A transcript of the radio broadcast of the 1939 Championship Game featuring Roy Hobbs, better known as The Natural. We come in after commercial:
"Good afternoon everyone, and welcome back to the BIIIIG game between the New York Knights and the, uh, the, well, Wikipedia didn't mention their name, anyway it's a beautiful mid-day....a sort of near-sunset. A home run hit now would look especially memorable.
"It's a cliffhanger here in whatever part of New York it is we play in. You can cut the tension with a rusty, dirty, non-sterile late thirties knife. The owner of the team, The Judge, has bribed the star pitcher to throw the game. We're down by two in the bottom of the ninth, two out, but up comes Roy Hobbs, the so-called 'Natural.' Somehow there are two on, and it aaaalllll comes down to this.
"The pitcher stares at and throws a strike. Hobbs, a 36 year old weirdo with movie star good looks, has suddenly and mysteriously re-appeared after being shot by a gangster's moll.
"He brandishes his home-made bat, Wonderboy. This remarkable bat was carved from a tree hit by lightning--a tree where his dead father used to hang out. Almost unbelievable, if you think about it.
"Hobbs looks weak. He's been poisoned by the evil owner of the team The Judge, who as I previously mentioned has bet against HIS OWN TEAM! Yet he heroically soldiers on. Even to make contact with the ball would represent a redemption and the best a country loaded with second chances could offer. Anything more than that would be unrealistically optimistic.
"Here's the pitch--IT'S A DEEP DRIVE! WAY BACK! IT IS GONE!
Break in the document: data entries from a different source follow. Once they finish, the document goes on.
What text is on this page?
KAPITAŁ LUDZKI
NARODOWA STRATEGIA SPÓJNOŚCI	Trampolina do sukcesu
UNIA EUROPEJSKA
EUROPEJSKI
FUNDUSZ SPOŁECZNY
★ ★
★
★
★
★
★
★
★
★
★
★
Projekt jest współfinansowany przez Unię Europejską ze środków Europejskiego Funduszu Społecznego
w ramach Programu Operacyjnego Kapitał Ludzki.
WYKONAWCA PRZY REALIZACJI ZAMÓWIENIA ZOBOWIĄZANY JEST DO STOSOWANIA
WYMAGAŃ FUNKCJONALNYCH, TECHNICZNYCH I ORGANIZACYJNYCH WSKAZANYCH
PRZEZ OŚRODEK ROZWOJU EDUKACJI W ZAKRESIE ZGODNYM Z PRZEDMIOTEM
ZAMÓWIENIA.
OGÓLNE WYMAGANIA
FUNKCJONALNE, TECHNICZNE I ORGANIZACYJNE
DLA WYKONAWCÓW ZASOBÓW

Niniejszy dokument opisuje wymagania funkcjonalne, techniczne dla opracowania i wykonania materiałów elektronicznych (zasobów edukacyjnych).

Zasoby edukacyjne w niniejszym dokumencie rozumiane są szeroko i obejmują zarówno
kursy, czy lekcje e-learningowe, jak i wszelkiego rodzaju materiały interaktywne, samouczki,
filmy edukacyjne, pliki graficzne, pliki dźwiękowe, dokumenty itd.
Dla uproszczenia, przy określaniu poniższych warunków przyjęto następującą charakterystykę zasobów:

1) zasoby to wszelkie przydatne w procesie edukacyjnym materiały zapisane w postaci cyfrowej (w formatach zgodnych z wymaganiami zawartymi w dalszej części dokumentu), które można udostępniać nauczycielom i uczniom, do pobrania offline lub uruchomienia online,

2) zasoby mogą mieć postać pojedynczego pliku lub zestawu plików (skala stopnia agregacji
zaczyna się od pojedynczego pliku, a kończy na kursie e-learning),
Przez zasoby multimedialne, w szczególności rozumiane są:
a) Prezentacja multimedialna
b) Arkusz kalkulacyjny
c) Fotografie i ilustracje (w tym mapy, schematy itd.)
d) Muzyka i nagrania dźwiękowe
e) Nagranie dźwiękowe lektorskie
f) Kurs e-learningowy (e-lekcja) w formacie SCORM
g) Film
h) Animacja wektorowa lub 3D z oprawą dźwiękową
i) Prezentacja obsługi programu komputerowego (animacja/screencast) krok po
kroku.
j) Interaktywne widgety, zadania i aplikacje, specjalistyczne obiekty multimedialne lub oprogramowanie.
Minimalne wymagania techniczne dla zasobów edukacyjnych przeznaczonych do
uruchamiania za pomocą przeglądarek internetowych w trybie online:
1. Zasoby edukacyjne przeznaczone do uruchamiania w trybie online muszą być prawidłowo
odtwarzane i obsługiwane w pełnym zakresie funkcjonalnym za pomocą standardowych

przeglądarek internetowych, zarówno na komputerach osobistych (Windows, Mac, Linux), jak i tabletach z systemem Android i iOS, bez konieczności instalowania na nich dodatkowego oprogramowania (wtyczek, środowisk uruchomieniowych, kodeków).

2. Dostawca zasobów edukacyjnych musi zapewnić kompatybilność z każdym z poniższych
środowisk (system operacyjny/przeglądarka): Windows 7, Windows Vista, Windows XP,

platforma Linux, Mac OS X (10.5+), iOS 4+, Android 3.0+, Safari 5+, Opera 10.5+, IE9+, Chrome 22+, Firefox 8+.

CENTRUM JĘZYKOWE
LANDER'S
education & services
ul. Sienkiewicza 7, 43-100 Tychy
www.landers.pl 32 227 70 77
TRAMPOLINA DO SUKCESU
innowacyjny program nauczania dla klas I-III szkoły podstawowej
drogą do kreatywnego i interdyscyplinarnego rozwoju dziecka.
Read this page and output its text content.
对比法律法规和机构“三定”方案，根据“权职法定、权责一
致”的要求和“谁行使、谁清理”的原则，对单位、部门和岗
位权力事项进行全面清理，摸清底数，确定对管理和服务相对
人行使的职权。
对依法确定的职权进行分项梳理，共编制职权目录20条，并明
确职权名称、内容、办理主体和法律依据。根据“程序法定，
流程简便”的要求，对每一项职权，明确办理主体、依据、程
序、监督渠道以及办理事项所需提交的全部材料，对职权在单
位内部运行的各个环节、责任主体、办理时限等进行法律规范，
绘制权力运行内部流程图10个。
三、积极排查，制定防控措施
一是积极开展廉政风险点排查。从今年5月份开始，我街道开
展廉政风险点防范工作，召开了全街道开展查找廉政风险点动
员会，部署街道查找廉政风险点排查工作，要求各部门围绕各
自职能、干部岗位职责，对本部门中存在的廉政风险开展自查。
"His unmistakeable home run has sent this capacity crowd into a frenzy. His massive, clearly over the fence blast serves as a spine-tingling affirmation of everything good in the human spirit. Thank God I'm here to witness this!
"The booming roundtripper actually carried to a section of lights deep in right field, causing an explosion of sparks that backlights this epic hero as he rounds the bases. DO YOU BELIEVE IN MIRA--????
"The umpire crew has gathered. A hush falls over the stadium. One them gestures like a deranged chimp. Oh no, oh my GOD! They have inexplicably called Hobbs' dramatic blast a ground-rule double! It's as if a giant wind has been sucked out of the crowd, leaving them more diminished in a deep and primal way than any other possible outcome.
"OH NO! Now the opposing manager has challenged Wonderboy, and now the umpires have ruled it an illegal bat. Hobbs is out! HOBBS IS OUT! You can tell by his slumped shoulders he is but a cardboard cutout, an empty shell, an aging never-was who's now a has-been. SO tragic!
"Now Pop Fisher, the Knights' irascible and beloved manager runs out and screams at the umpires, who drool moronically and pick their noses! He's really working up a rage--OH MY GOD! Now Pop Fisher, the beloved manager of the Knights, is on the ground clutching his heart. He's dead ladies and gentlemen--I can see that from here. A massive coronary caused by the stupidity of the Blue Crew. A sad day indeed here.
"Here's a quote from little Bobby, the batboy: "After Wonderboy broke, he told me, 'you pick a winner Bobby.' It would have been the greatest moment of my life. Now I going to be a drunk and hang out in porno theatres hustling old men."
"Uh-oh. I've just been handed a note from the owner, The Judge. It seems I'm fired for my earlier rash comments about him and his attempts to fix the game. I guess that concludes our broadcast. If only the Umpires From The Future had gotten it right!"